The showdown between the Denise Nyakeru Tshisekedi Foundation, founded by First Lady Denise Nyakeru Tshisekedi, and Congolese activists began in June, when Lucha alleged that local authorities in North Kivu’s Rutshuru territory and some of the foundation’s staff had misappropriated goods intended for people displaced by the Nyiragongo volcanic eruption. While an official from Rutshuru and his associate were prosecuted and convicted, the foundation was not investigated.

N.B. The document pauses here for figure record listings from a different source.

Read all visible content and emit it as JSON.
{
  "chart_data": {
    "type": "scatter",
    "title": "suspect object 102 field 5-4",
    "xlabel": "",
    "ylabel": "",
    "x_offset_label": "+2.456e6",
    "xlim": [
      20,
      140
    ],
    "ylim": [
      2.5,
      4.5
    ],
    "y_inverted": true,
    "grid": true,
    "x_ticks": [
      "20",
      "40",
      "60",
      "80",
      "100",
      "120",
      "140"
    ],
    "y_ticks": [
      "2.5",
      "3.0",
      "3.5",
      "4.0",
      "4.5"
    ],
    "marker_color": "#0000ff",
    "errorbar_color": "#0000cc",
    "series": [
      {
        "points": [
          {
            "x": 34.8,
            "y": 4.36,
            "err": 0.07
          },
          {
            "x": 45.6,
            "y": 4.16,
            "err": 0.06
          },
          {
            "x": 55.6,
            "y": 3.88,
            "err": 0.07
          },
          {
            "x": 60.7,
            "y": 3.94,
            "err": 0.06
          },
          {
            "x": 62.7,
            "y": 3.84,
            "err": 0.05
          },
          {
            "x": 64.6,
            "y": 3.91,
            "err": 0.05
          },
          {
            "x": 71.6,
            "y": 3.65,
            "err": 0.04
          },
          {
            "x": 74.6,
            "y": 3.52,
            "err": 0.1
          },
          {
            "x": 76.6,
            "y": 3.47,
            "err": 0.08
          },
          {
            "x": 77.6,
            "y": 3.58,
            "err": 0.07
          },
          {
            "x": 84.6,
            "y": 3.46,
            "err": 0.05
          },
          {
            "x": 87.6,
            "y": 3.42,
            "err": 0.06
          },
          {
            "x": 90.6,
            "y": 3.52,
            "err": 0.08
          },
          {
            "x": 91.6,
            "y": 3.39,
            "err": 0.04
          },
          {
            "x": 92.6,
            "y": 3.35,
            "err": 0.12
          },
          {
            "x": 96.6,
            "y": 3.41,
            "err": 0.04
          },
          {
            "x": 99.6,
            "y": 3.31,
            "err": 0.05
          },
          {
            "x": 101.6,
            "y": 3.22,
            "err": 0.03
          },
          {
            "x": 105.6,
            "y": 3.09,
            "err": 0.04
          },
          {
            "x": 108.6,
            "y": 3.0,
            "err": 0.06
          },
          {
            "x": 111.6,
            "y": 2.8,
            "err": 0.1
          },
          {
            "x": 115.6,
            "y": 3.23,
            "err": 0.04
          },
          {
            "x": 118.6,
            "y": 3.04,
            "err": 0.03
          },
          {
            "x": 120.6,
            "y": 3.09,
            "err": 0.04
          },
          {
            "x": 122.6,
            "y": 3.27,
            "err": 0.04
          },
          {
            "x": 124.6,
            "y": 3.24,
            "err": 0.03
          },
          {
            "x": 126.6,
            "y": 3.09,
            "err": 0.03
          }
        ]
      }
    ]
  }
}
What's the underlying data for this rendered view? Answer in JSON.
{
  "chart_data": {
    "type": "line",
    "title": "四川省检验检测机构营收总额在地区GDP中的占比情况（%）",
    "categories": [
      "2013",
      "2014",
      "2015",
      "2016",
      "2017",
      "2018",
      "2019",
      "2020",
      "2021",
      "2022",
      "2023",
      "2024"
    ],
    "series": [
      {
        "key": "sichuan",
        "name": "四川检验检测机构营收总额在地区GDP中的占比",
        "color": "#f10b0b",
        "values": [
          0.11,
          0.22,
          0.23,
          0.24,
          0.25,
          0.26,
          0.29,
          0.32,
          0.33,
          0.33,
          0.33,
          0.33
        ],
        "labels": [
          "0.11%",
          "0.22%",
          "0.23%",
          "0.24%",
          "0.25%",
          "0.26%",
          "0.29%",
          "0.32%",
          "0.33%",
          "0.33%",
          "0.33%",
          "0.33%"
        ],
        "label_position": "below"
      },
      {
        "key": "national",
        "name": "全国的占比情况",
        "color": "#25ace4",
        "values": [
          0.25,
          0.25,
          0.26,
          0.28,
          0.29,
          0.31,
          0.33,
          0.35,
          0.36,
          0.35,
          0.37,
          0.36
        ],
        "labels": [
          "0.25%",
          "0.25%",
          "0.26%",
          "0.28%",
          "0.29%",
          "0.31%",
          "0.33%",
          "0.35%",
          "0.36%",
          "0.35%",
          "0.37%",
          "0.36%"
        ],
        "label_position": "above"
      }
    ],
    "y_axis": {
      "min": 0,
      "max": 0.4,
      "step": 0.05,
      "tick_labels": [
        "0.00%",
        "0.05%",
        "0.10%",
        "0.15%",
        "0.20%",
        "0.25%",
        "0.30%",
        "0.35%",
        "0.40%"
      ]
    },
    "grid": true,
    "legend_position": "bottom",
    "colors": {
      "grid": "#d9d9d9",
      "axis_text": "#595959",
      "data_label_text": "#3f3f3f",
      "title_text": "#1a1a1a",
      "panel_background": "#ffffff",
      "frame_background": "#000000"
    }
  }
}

Instead, the foundation filed a complaint against Lucha members, and the authorities arrested Muhani in Goma on July 6. On August 22, the authorities arrested another Lucha activist, Ghislain Muhiwa, 31, during his wedding celebrations. And an arrest warrant has been issued against a third Lucha member, Espoir Ngalukiye.
“We thought that the judiciary was [also] going to investigate those responsible [at the foundation] for the [alleged] misappropriations,” Muhiwa told us. “But it turned out differently.”
Because martial law is currently in force in North Kivu, Muhani and Muhiwa will be tried before a military court, contrary to the African Commission on Human and Peoples’ Rights, which says civilians should never face military trial.
Muhani and Muhiwa were previously targeted for their activism. Both were detained for months in 2016 and 2018 at Goma’s prison for peacefully protesting then-President Joseph Kabila’s staying in office beyond the two-term limit.
Over the past year, Human Rights Watch has documented dozens of cases involving state agents and security forces targeting activists critical of the government, including other Lucha members and whistleblowers.
Prosecutors in Congo should stop responding to allegations of corruption by prosecuting those making the claims. Rather than targeting the messengers, the authorities should investigate Lucha’s allegations into misappropriation of aid and take appropriate action.